In 23 besteht die allgemein als TC dargestellte Gewindeverbindung aus einem Metallaußenrohr 400, einem korrosionsbeständigen Ring 402 und einer metallischen rohrförmigen korrosionsbeständigen Auskleidung 404. Wie dies ersichtlich ist, endet die Metallauskleidung 404 kurz vor dem Ende des Metallrohrs 400. Der Ring 402 ist mit einem röhrenförmigen zylindrischen Flansch 406 versehen, der axial von der Ring 402-distalen Endfläche 408 verläuft. Flansch 406 weist einen OD auf, der im allgemeinen der gleiche ist wie der ID des Rohrs 400 und wird im ersten Ende 401 des Rohrs 400 aufgenommen. Wie dies ersichtlich ist, ist eine ringförmige Verschweißung 410 aus korrosionsbeständigem Material vorhanden, die das Ende der rohrförmigen Auskleidung 404 an den Flansch 406 befestigt. Auch Ring 402 ist an das Außenrohr 400 mittels einer ringförmigen Schweißzone 412 befestigt, die vorzugsweise aus korrosionsbeständigem Material besteht.
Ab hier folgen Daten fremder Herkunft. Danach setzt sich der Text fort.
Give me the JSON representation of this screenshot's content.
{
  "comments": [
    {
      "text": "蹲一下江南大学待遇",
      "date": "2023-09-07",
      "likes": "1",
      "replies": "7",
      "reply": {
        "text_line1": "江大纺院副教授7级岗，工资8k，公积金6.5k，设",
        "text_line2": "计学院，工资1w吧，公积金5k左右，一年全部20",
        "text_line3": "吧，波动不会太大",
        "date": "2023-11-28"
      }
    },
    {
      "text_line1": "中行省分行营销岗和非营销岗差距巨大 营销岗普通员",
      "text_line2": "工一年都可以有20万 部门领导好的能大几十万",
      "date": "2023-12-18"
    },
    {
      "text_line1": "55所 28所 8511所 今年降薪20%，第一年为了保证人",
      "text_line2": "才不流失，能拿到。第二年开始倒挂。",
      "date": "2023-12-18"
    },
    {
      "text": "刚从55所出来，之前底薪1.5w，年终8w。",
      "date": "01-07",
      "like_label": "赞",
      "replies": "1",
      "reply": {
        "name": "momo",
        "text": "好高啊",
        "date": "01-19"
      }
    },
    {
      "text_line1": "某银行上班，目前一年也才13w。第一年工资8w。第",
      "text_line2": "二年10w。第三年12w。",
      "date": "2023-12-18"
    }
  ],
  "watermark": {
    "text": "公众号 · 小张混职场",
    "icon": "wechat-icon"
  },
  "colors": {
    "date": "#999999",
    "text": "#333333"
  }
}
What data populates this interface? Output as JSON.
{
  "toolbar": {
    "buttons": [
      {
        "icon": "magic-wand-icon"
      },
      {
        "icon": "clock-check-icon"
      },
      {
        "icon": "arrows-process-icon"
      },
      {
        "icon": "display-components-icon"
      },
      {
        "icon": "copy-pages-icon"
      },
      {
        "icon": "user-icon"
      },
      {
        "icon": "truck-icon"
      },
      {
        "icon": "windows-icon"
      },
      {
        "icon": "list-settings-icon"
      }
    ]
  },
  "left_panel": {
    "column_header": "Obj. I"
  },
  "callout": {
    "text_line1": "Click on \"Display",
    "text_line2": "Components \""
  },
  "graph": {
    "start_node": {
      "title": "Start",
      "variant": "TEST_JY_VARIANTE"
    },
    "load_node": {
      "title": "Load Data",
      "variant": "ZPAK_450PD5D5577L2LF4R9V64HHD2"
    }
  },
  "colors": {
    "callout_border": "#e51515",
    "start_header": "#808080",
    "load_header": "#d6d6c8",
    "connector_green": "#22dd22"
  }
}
In 24 besteht die allgemein als TC bezeichnete Rohrverbindung aus einem Außenrohr 500 , einem Ring aus korrosionsbeständigem Material 502 mit einer Endfläche 504, einer korrosionsbeständigen metallischen rohrförmigen Auskleidung 506. Ring 502 ist an Rohr 500 über eine ringförmige Schweißzone 508 befestigt, vorzugsweise aus korrosionsbeständigem Material. Wie ersichtlich, ist Ring 502 mit einer Gegenbohrung 510 versehen, die eine axial nach innen verlaufende ringförmige Widerlagerfläche 512 aufweist. Es ist ebenfalls ersichtlich, dass die rohrförmige Auskleidung 506 ein Teil 514 aufweist, das sich über das Ende des Außenrohrs 500 erstreckt und über der Schweißzone 508 liegt. Das Teil 514 der rohrförmigen Auskleidung 506 wird in der Gegenbohrung 510 aufgenommen und ist an dem Ring 502 mittels einer korrosionsbeständigen ringförmigen Schweißzone 516 befestigt, die im wesentlichen irgendeinen Raum zwischen der Widerlagerfläche 512 und dem Ende der in der Gegenbohrung 510 aufgenommenen rohrförmigen Auskleidung 506 füllt.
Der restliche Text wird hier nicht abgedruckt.